Klik hier

Neonatale presentatie van Incontinentia Pigmenti
H De Maeseneer, J D’haese, A Casaer, W Decaluwe, M Sijmons, L Cornette
Dienst Neonatologie
AZ Sint-Jan Brugge-Oostende AV
Bij een aterme, vrouwelijke neonaat worden op D1 pustulae met een gele schijn waargenomen ter hoogte van
het rechter handje, met nadien neiging tot uitdrogen en afschilfering. Op D2 gedraagt het meisje zich
prikkelbaar, heeft een hoge schrei en breidt de huiduitslag zich uit met pustels ter hoogte van de ledematen.

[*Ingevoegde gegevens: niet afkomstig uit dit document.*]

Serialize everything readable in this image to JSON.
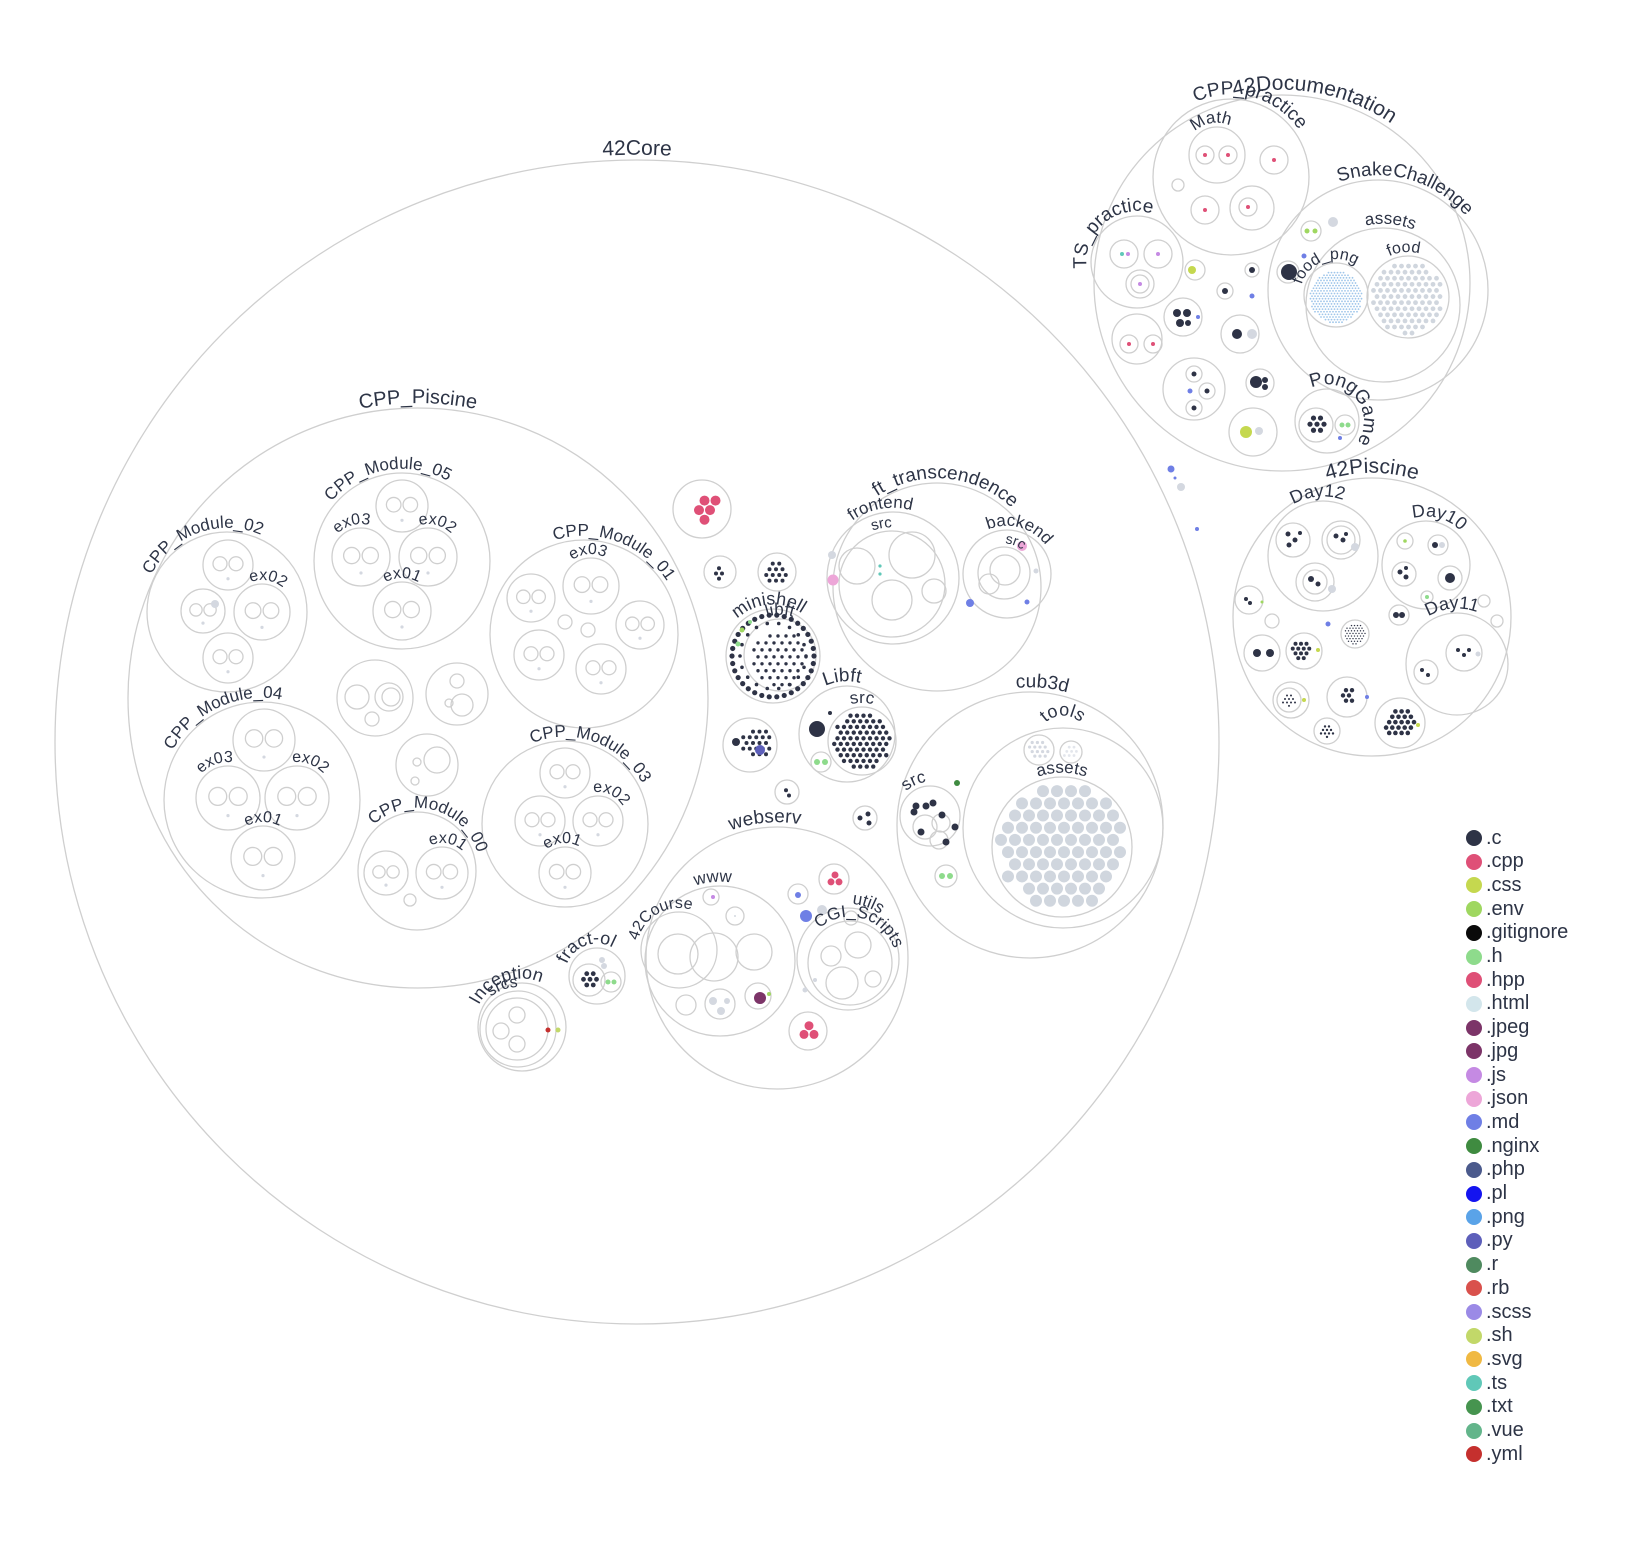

Tevens bemerken we t.h.v. de romp een diffuus, vlekkerig, niet-wegdrukbare rash, alsook faciaal een eerder
lijnvormig erytheem. Wanneer verder op D2 belangrijke apneus en desaturaties optreden wordt de
werkdiagnose van neonatale meningitis gesteld en wordt het meisje opgenomen op de neonatale intensieve
zorgen afdeling, alwaar bacteriële en virale diagnostiek worden ingesteld. Eerstelijns antibioticatherapie wordt
opgestart. Omwille van toenemende apneus wordt patiëntje geïntubeerd en Dormicum wordt opgestart. Bij
manipulatie blijft zij prikkelbaar en op D4 (na afbouw Dormicum) worden subklinische convulsies
waargenomen bij CFM-registratie. Multifocale elektrische epileptiforme crises worden bevestigd op EEG.
Luminal wordt toegediend, met gunstig effect. De cutane afwijkingen verdwijnen 48 uur na opname. Op NMR
hersenen worden echter multipele hemorragische infarcten aangetoond, zowel supra-tentorieel als cerebellair.
Wanneer culturen en lumbaalpunctie negatief blijken, wordt de werkdiagnose van neonatale meningitis
verworpen en kunnen de antibiotica worden gestaakt (D7). Op D9 treden nieuwe huidlaesies op, die evolueren
naar met citrijnvocht gekleurde vesikels.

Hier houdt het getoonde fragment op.